Week 2 NWSL Individual All

This graph is similar to the previous one but instead of the top 20 it includes everyone who has taken a shot this season so you can see where your favorite player ranks.

NWSL Week 2 xg v Actual

The last two plots serve both as a diagnostic plot of my measure: how well does my xG score predict actual goals? In this first one, the dotted line represents a 1:1 relationship between expected goals and actual (non-penalty, non-own) goals scored, which is a “perfect” correspondence between my measure and the “real world.” I’ve got five teams (Chicago, Orlando, Washington, and Kansas City) basically on the line, which I’m really happy with, two other teams (Portland and Seattle) close, and three outliers (WNY, Boston, and Houston).
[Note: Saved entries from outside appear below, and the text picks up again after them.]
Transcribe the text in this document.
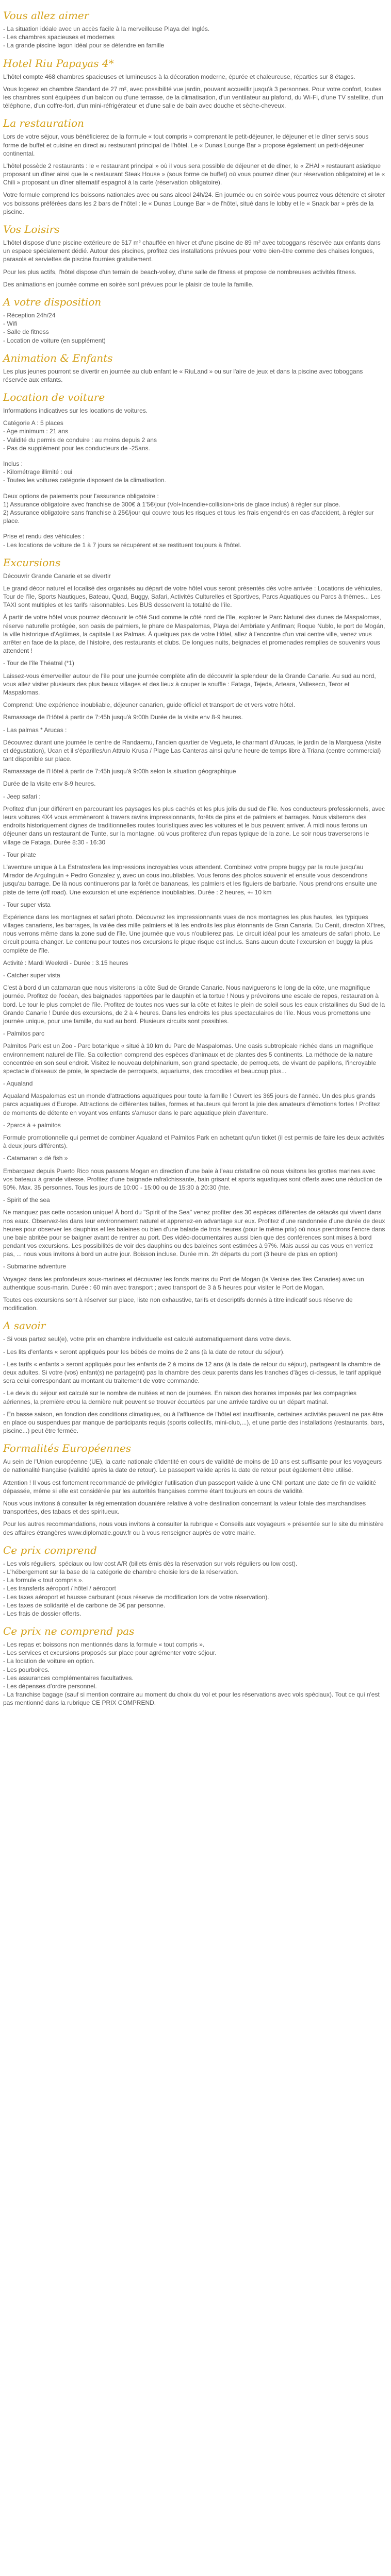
Vous allez aimer
- La situation idéale avec un accès facile à la merveilleuse Playa del Inglés.
- Les chambres spacieuses et modernes
- La grande piscine lagon idéal pour se détendre en famille
Hotel Riu Papayas 4*

L'hôtel compte 468 chambres spacieuses et lumineuses à la décoration moderne, épurée et chaleureuse, réparties sur 8 étages.

Vous logerez en chambre Standard de 27 m², avec possibilité vue jardin, pouvant accueillir jusqu'à 3 personnes. Pour votre confort, toutes les chambres sont équipées d'un balcon ou d'une terrasse, de la climatisation, d'un ventilateur au plafond, du Wi-Fi, d'une TV satellite, d'un téléphone, d'un coffre-fort, d'un mini-réfrigérateur et d'une salle de bain avec douche et sèche-cheveux.

La restauration

Lors de votre séjour, vous bénéficierez de la formule « tout compris » comprenant le petit-déjeuner, le déjeuner et le dîner servis sous forme de buffet et cuisine en direct au restaurant principal de l'hôtel. Le « Dunas Lounge Bar » propose également un petit-déjeuner continental.

L'hôtel possède 2 restaurants : le « restaurant principal » où il vous sera possible de déjeuner et de dîner, le « ZHAI » restaurant asiatique proposant un dîner ainsi que le « restaurant Steak House » (sous forme de buffet) où vous pourrez dîner (sur réservation obligatoire) et le « Chili » proposant un dîner alternatif espagnol à la carte (réservation obligatoire).

Votre formule comprend les boissons nationales avec ou sans alcool 24h/24. En journée ou en soirée vous pourrez vous détendre et siroter vos boissons préférées dans les 2 bars de l'hôtel : le « Dunas Lounge Bar » de l'hôtel, situé dans le lobby et le « Snack bar » près de la piscine.

Vos Loisirs

L'hôtel dispose d'une piscine extérieure de 517 m² chauffée en hiver et d'une piscine de 89 m² avec toboggans réservée aux enfants dans un espace spécialement dédié. Autour des piscines, profitez des installations prévues pour votre bien-être comme des chaises longues, parasols et serviettes de piscine fournies gratuitement.

Pour les plus actifs, l'hôtel dispose d'un terrain de beach-volley, d'une salle de fitness et propose de nombreuses activités fitness.

Des animations en journée comme en soirée sont prévues pour le plaisir de toute la famille.

A votre disposition
- Réception 24h/24
- Wifi
- Salle de fitness
- Location de voiture (en supplément)
Animation & Enfants

Les plus jeunes pourront se divertir en journée au club enfant le « RiuLand » ou sur l'aire de jeux et dans la piscine avec toboggans réservée aux enfants.

Location de voiture

Informations indicatives sur les locations de voitures.

Catégorie A : 5 places
- Age minimum : 21 ans
- Validité du permis de conduire : au moins depuis 2 ans
- Pas de supplément pour les conducteurs de -25ans.
Inclus :
- Kilométrage illimité : oui
- Toutes les voitures catégorie disposent de la climatisation.
Deux options de paiements pour l'assurance obligatoire :
1) Assurance obligatoire avec franchise de 300€ à 1'5€/jour (Vol+Incendie+collision+bris de glace inclus) à régler sur place.
2) Assurance obligatoire sans franchise à 25€/jour qui couvre tous les risques et tous les frais engendrés en cas d'accident, à régler sur place.
Prise et rendu des véhicules :
- Les locations de voiture de 1 à 7 jours se récupèrent et se restituent toujours à l'hôtel.
Excursions

Découvrir Grande Canarie et se divertir

Le grand décor naturel et localisé des organisés au départ de votre hôtel vous seront présentés dès votre arrivée : Locations de véhicules, Tour de l'île, Sports Nautiques, Bateau, Quad, Buggy, Safari, Activités Culturelles et Sportives, Parcs Aquatiques ou Parcs à thèmes... Les TAXI sont multiples et les tarifs raisonnables. Les BUS desservent la totalité de l'île.

À partir de votre hôtel vous pourrez découvrir le côté Sud comme le côté nord de l'île, explorer le Parc Naturel des dunes de Maspalomas, réserve naturelle protégée, son oasis de palmiers, le phare de Maspalomas, Playa del Ambriate y Anfiman; Roque Nublo, le port de Mogán, la ville historique d'Agüimes, la capitale Las Palmas. À quelques pas de votre Hôtel, allez à l'encontre d'un vrai centre ville, venez vous arrêter en face de la place, de l'histoire, des restaurants et clubs. De longues nuits, beignades et promenades remplies de souvenirs vous attendent !

- Tour de l'île Théatral (*1)

Laissez-vous émerveiller autour de l'île pour une journée complète afin de découvrir la splendeur de la Grande Canarie. Au sud au nord, vous allez visiter plusieurs des plus beaux villages et des lieux à couper le souffle : Fataga, Tejeda, Arteara, Valleseco, Teror et Maspalomas.

Comprend: Une expérience inoubliable, déjeuner canarien, guide officiel et transport de et vers votre hôtel.

Ramassage de l'Hôtel à partir de 7:45h jusqu'à 9:00h Durée de la visite env 8-9 heures.

- Las palmas * Arucas :

Découvrez durant une journée le centre de Randaemu, l'ancien quartier de Vegueta, le charmant d'Arucas, le jardin de la Marquesa (visite et dégustation), Ucan et il s'éparilles/un Attrulo Krusa / Plage Las Canteras ainsi qu'une heure de temps libre à Triana (centre commercial) tant disponible sur place.

Ramassage de l'Hôtel à partir de 7:45h jusqu'à 9:00h selon la situation géographique

Durée de la visite env 8-9 heures.

- Jeep safari :

Profitez d'un jour différent en parcourant les paysages les plus cachés et les plus jolis du sud de l'île. Nos conducteurs professionnels, avec leurs voitures 4X4 vous emmèneront à travers ravins impressionnants, forêts de pins et de palmiers et barrages. Nous visiterons des endroits historiquement dignes de traditionnelles routes touristiques avec les voitures et le bus peuvent arriver. À midi nous ferons un déjeuner dans un restaurant de Tunte, sur la montagne, où vous profiterez d'un repas typique de la zone. Le soir nous traverserons le village de Fataga. Durée 8:30 - 16:30

- Tour pirate

L'aventure unique à La Estratosfera les impressions incroyables vous attendent. Combinez votre propre buggy par la route jusqu'au Mirador de Argulnguin + Pedro Gonzalez y, avec un cous inoubliables. Vous ferons des photos souvenir et ensuite vous descendrons jusqu'au barrage. De là nous continuerons par la forêt de bananeas, les palmiers et les figuiers de barbarie. Nous prendrons ensuite une piste de terre (off road). Une excursion et une expérience inoubliables. Durée : 2 heures, +- 10 km

- Tour super vista

Expérience dans les montagnes et safari photo. Découvrez les impressionnants vues de nos montagnes les plus hautes, les typiques villages canariens, les barrages, la valée des mille palmiers et là les endroits les plus étonnants de Gran Canaria. Du Cenit, directon XI'tres, nous verrons même dans la zone sud de l'île. Une journée que vous n'oublierez pas. Le circuit idéal pour les amateurs de safari photo. Le circuit pourra changer. Le contenu pour toutes nos excursions le plque risque est inclus. Sans aucun doute l'excursion en buggy la plus complète de l'île.

Activité : Mardi Weekrdi - Durée : 3.15 heures

- Catcher super vista

C'est à bord d'un catamaran que nous visiterons la côte Sud de Grande Canarie. Nous naviguerons le long de la côte, une magnifique journée. Profitez de l'océan, des baignades rapportées par le dauphin et la tortue ! Nous y prévoirons une escale de repos, restauration à bord. Le tour le plus complet de l'île. Profitez de toutes nos vues sur la côte et faites le plein de soleil sous les eaux cristallines du Sud de la Grande Canarie ! Durée des excursions, de 2 à 4 heures. Dans les endroits les plus spectaculaires de l'île. Nous vous promettons une journée unique, pour une famille, du sud au bord. Plusieurs circuits sont possibles.

- Palmitos parc

Palmitos Park est un Zoo - Parc botanique « situé à 10 km du Parc de Maspalomas. Une oasis subtropicale nichée dans un magnifique environnement naturel de l'île. Sa collection comprend des espèces d'animaux et de plantes des 5 continents. La méthode de la nature concentrée en son seul endroit. Visitez le nouveau delphinarium, son grand spectacle, de perroquets, de vivant de papillons, l'incroyable spectacle d'oiseaux de proie, le spectacle de perroquets, aquariums, des crocodiles et beaucoup plus...

- Aqualand

Aqualand Maspalomas est un monde d'attractions aquatiques pour toute la famille ! Ouvert les 365 jours de l'année. Un des plus grands parcs aquatiques d'Europe. Attractions de différentes tailles, formes et hauteurs qui feront la joie des amateurs d'émotions fortes ! Profitez de moments de détente en voyant vos enfants s'amuser dans le parc aquatique plein d'aventure.

- 2parcs à + palmitos

Formule promotionnelle qui permet de combiner Aqualand et Palmitos Park en achetant qu'un ticket (il est permis de faire les deux activités à deux jours différents).

- Catamaran « dé fish »

Embarquez depuis Puerto Rico nous passons Mogan en direction d'une baie à l'eau cristalline où nous visitons les grottes marines avec vos bateaux à grande vitesse. Profitez d'une baignade rafraîchissante, bain grisant et sports aquatiques sont offerts avec une réduction de 50%. Max. 35 personnes. Tous les jours de 10:00 - 15:00 ou de 15:30 à 20:30 (hte.

- Spirit of the sea

Ne manquez pas cette occasion unique! À bord du "Spirit of the Sea" venez profiter des 30 espèces différentes de cétacés qui vivent dans nos eaux. Observez-les dans leur environnement naturel et apprenez-en advantage sur eux. Profitez d'une randonnée d'une durée de deux heures pour observer les dauphins et les baleines ou bien d'une balade de trois heures (pour le même prix) où nous prendrons l'encre dans une baie abritée pour se baigner avant de rentrer au port. Des vidéo-documentaires aussi bien que des conférences sont mises à bord pendant vos excursions. Les possibilités de voir des dauphins ou des baleines sont estimées à 97%. Mais aussi au cas vous en verriez pas, ... nous vous invitons à bord un autre jour. Boisson incluse. Durée min. 2h départs du port (3 heure de plus en option)

- Submarine adventure

Voyagez dans les profondeurs sous-marines et découvrez les fonds marins du Port de Mogan (la Venise des îles Canaries) avec un authentique sous-marin. Durée : 60 min avec transport ; avec transport de 3 à 5 heures pour visiter le Port de Mogan.

Toutes ces excursions sont à réserver sur place, liste non exhaustive, tarifs et descriptifs donnés à titre indicatif sous réserve de modification.

A savoir

- Si vous partez seul(e), votre prix en chambre individuelle est calculé automatiquement dans votre devis.

- Les lits d'enfants « seront appliqués pour les bébés de moins de 2 ans (à la date de retour du séjour).

- Les tarifs « enfants » seront appliqués pour les enfants de 2 à moins de 12 ans (à la date de retour du séjour), partageant la chambre de deux adultes. Si votre (vos) enfant(s) ne partage(nt) pas la chambre des deux parents dans les tranches d'âges ci-dessus, le tarif appliqué sera celui correspondant au montant du traitement de votre commande.

- Le devis du séjour est calculé sur le nombre de nuitées et non de journées. En raison des horaires imposés par les compagnies aériennes, la première et/ou la dernière nuit peuvent se trouver écourtées par une arrivée tardive ou un départ matinal.

- En basse saison, en fonction des conditions climatiques, ou à l'affluence de l'hôtel est insuffisante, certaines activités peuvent ne pas être en place ou suspendues par manque de participants requis (sports collectifs, mini-club,...), et une partie des installations (restaurants, bars, piscine...) peut être fermée.

Formalités Européennes

Au sein de l'Union européenne (UE), la carte nationale d'identité en cours de validité de moins de 10 ans est suffisante pour les voyageurs de nationalité française (validité après la date de retour). Le passeport valide après la date de retour peut également être utilisé.

Attention ! Il vous est fortement recommandé de privilégier l'utilisation d'un passeport valide à une CNI portant une date de fin de validité dépassée, même si elle est considérée par les autorités françaises comme étant toujours en cours de validité.

Nous vous invitons à consulter la réglementation douanière relative à votre destination concernant la valeur totale des marchandises transportées, des tabacs et des spiritueux.

Pour les autres recommandations, nous vous invitons à consulter la rubrique « Conseils aux voyageurs » présentée sur le site du ministère des affaires étrangères www.diplomatie.gouv.fr ou à vous renseigner auprès de votre mairie.

Ce prix comprend
- Les vols réguliers, spéciaux ou low cost A/R (billets émis dès la réservation sur vols réguliers ou low cost).
- L'hébergement sur la base de la catégorie de chambre choisie lors de la réservation.
- La formule « tout compris ».
- Les transferts aéroport / hôtel / aéroport
- Les taxes aéroport et hausse carburant (sous réserve de modification lors de votre réservation).
- Les taxes de solidarité et de carbone de 3€ par personne.
- Les frais de dossier offerts.
Ce prix ne comprend pas
- Les repas et boissons non mentionnés dans la formule « tout compris ».
- Les services et excursions proposés sur place pour agrémenter votre séjour.
- La location de voiture en option.
- Les pourboires.
- Les assurances complémentaires facultatives.
- Les dépenses d'ordre personnel.
- La franchise bagage (sauf si mention contraire au moment du choix du vol et pour les réservations avec vols spéciaux). Tout ce qui n'est pas mentionné dans la rubrique CE PRIX COMPREND.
I’m really happy with this so far, and despite the small sample size this season so far I think the model is performing well.

Beyond the diagnostics, if we assume that teams will eventually converge toward the 1:1 ratio, we’d expect WNY (mostly Jessica McDonald) and Boston to start scoring more goals soon, while the overachieving Houston Dash might be in for a dry spell soon.

NWSL Week 2 xGA v Actual

The final plot is the other side of the last one – expected goals allowed for each teach vs. actual goals allowed. There are fewer teams that fit perfectly (Sky Blue and Portland), but there aren’t any extreme outliers this time (with Kansas City being the furthest off the line).

Kansas City is probably due to start conceding more goals soon. Nicole Barnhart has  been strong in goal for them so far, so maybe she’s the reason for Kansas City over-achieving on this measure.  Similarly, despite a strong start by the expansion Orlando Pride, they’ve actually conceded a goal more than my model expects they should have so they may be due for some luck going forward.

This is all I could think of as far as presenting xG/Shot quality data for the NWSL. There’s a lot of data here, and I tried cutting it as many ways as I could to present as much info as I could from a single dataset.